Stapleton brought his Cinderella success story to Seattle’s Showbox on Wednesday, November 11, just two months after his first stint at Bumbershoot in September. He had a four-person band, the smallest I’ve seen any headlining act have: himself on lead vocals and guitar, J.T. Cure on bass, Derek Mixon on drums, and his wife, Morgane, providing some of the most ethereal background vocals one could ever imagine. I managed to score some great second-row standing room space, which is typical of my life: I’ve never been front row for any of the +60 concerts I’ve been to in my life. Stapleton opened with his newest radio effort, the uppity “Nobody to Blame”. The song was almost as infectious as the crowd’s enthusiasm. (It’s worth mentioning that the show sold out within the week between his CMA sweep and the Showbox show.)

Following ‘Blame’, Stapleton roared through songs from Traveller, including “The Devil Named Music” and the album’s title track. After Mr. and Mrs. Stapleton sang the bridge to “Traveller”, they flipped their microphones towards the crowd for a sing-along on the last chorus. Singing every word right back to them, the Seattle audience barrelled through the chorus to the very visible delight of Stapleton, whose humility shined through the entire time.

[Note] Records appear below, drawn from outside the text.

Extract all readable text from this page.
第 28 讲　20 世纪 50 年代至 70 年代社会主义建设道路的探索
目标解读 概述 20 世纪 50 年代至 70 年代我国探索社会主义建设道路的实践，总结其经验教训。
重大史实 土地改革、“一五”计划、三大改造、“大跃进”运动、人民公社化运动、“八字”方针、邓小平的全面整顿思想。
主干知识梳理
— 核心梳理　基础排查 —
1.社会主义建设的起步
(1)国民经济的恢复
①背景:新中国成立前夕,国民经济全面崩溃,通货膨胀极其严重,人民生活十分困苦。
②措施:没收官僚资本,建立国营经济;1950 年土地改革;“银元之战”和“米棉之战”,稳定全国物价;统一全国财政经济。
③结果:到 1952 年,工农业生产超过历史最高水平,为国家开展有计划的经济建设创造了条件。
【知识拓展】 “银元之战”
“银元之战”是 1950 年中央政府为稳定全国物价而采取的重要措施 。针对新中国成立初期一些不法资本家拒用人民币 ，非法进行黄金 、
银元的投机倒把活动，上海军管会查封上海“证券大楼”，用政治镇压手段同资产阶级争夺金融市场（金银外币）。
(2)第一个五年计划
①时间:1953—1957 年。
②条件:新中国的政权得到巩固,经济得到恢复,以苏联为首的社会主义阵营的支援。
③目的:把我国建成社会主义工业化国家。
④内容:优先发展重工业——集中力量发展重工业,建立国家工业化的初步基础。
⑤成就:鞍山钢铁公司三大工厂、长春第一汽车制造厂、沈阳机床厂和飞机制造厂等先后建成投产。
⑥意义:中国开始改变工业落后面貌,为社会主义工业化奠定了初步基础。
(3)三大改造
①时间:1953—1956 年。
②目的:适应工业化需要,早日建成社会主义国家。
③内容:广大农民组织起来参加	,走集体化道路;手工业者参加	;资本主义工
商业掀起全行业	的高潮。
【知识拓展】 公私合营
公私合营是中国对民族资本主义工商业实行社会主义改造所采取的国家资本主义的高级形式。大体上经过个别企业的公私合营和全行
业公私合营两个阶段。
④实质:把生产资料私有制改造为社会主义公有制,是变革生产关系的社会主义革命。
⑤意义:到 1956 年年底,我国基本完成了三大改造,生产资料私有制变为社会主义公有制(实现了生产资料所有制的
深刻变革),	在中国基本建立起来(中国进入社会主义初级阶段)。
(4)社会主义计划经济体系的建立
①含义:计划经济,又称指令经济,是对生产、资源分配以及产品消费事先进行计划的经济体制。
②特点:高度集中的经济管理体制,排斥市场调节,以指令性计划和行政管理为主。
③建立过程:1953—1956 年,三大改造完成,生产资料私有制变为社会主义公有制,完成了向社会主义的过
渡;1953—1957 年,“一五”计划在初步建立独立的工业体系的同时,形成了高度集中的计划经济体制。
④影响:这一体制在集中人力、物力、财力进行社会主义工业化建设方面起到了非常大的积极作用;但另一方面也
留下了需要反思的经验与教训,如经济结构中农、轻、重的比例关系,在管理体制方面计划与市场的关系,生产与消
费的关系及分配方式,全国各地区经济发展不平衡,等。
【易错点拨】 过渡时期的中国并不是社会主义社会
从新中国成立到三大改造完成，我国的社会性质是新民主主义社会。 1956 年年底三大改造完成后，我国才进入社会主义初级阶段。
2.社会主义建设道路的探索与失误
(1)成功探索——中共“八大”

On a brief side-note, Morgane Stapleton is artistically and vocally divine. Throughout the entire set, the Stapletons were beaming with pride and endearment for each other, but Morgane rarely took her eyes off of her husband. Not only was it refreshing to see artists portray such care and appreciation for each other on stage, but it made every word they sang feel so much more real. The two of them make performing look effortless, and the musical connection they have plays handily into their personal connection on stage. Morgane Stapleton is phenomenal.

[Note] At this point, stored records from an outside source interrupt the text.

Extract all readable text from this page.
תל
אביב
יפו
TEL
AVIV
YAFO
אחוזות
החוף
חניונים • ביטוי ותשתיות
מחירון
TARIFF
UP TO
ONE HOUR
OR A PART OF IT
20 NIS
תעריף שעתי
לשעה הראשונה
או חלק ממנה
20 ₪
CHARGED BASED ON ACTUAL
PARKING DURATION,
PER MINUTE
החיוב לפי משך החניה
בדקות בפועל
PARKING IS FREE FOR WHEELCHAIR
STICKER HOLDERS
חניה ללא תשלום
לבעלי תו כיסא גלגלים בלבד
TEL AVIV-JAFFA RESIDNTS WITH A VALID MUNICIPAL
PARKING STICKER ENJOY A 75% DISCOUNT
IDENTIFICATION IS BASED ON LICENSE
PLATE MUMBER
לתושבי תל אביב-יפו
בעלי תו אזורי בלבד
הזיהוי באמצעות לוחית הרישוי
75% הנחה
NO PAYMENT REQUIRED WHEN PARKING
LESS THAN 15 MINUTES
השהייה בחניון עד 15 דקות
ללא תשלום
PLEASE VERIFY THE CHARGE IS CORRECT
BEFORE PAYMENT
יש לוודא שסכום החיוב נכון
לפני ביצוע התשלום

Crowd favorites including the overnight sensation “Tennessee Whiskey” and the raucous “Might As Well Get Stoned” buoyed the crowd’s energy and attention into much deeper and profound tunes, including “Fire Away” and “More of You”. Stapleton’s vocal prowess is absolutely unreal, y’all. (Pardon my southern vernacular; I’m just really invested in Stapleton’s voice.) He uses his talent to speak to people in such deep forms. His lyrics reflect his life, and with songs that are exclusive dedications to his wife, like “More of You”, he draws everyone in.

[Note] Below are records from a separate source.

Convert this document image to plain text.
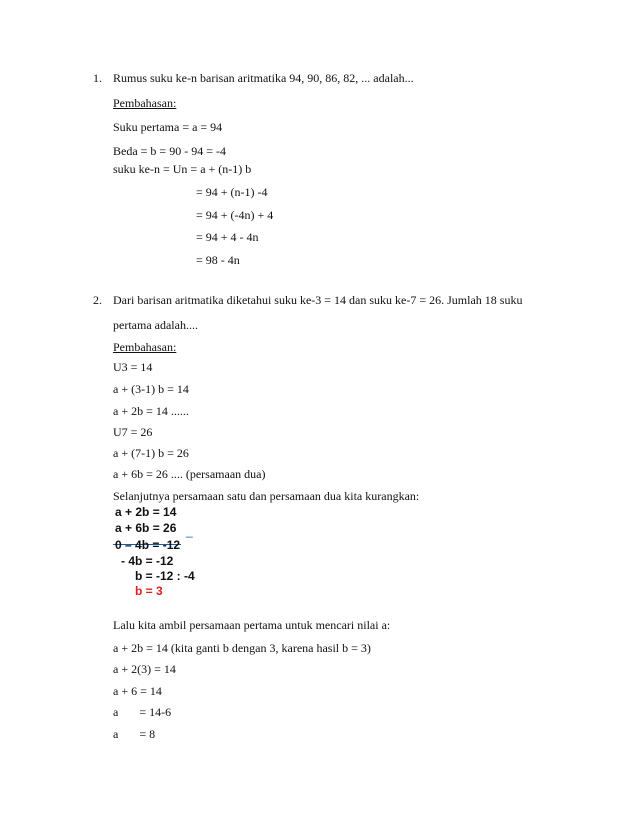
1. Rumus suku ke-n barisan aritmatika 94, 90, 86, 82, ... adalah...
Pembahasan:
Suku pertama = a = 94
Beda = b = 90 - 94 = -4
suku ke-n = Un = a + (n-1) b
= 94 + (n-1) -4
= 94 + (-4n) + 4
= 94 + 4 - 4n
= 98 - 4n
2. Dari barisan aritmatika diketahui suku ke-3 = 14 dan suku ke-7 = 26. Jumlah 18 suku
pertama adalah....
Pembahasan:
U3 = 14
a + (3-1) b = 14
a + 2b = 14 ......
U7 = 26
a + (7-1) b = 26
a + 6b = 26 .... (persamaan dua)
Selanjutnya persamaan satu dan persamaan dua kita kurangkan:
a + 2b = 14
a + 6b = 26 _
0 – 4b = -12
- 4b = -12
b = -12 : -4
b = 3
Lalu kita ambil persamaan pertama untuk mencari nilai a:
a + 2b = 14 (kita ganti b dengan 3, karena hasil b = 3)
a + 2(3) = 14
a + 6 = 14
a       = 14-6
a       = 8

I’m always puzzled when I hear people tell me how much they dislike venues that can hold above, say, 300 to 400 people because “it takes away from the intimacy of the show.” I respect that they want to experience shows on a smaller scale with less people and more interaction with the performer(s), but at the end of the day, it’s the artist’s responsibility to create that feeling. I’m from Las Vegas; venues there hold either 150 people or 15,000 people, with the rare thousand-seater here and there. I’ve sat in arena nosebleed seats, and there were moments where I felt like the only one in the room at those concerts. Maybe I just got lucky, maybe I’m sounding pretentious; I don’t know, and I certainly don’t mean to be sounding that way. Chris Stapleton managed to wrap a crowd of over 1,000 rowdy Country music fans around his guitar-strumming fingers and got everyone listening to what he was saying instead of how fast he was saying it. That’s intimacy.

Stapleton’s openers, The Walcotts, also provided some great entertainment. The nine-piece group based out of Los Angeles played to an already-hyped crowd for about forty-five minutes. Their set was full of extremely jazzy and bluesy jumpers, led on vocals by Tom Cusimano. Background vocalist Laura Marion was arguably the strongest entertainer on the stage, with a killer voice to boot. Other standouts from the band include Tacoma native Devin Shea on violin, and their jazz instrumentalists. They’ve got a forthcoming effort slated for potential release in 2016.

It’s amazing how, in just two weeks, everyone that I told “I got to work with Chris Stapleton at Bumbershoot” suddenly started expressing interest. Thank you, CMA Awards, for showing the general public how much of a musical treasure Chris Stapleton is. Seeing Seattle’s Showbox packed to its capacity of over 1,000 attendees was such a satisfying sight.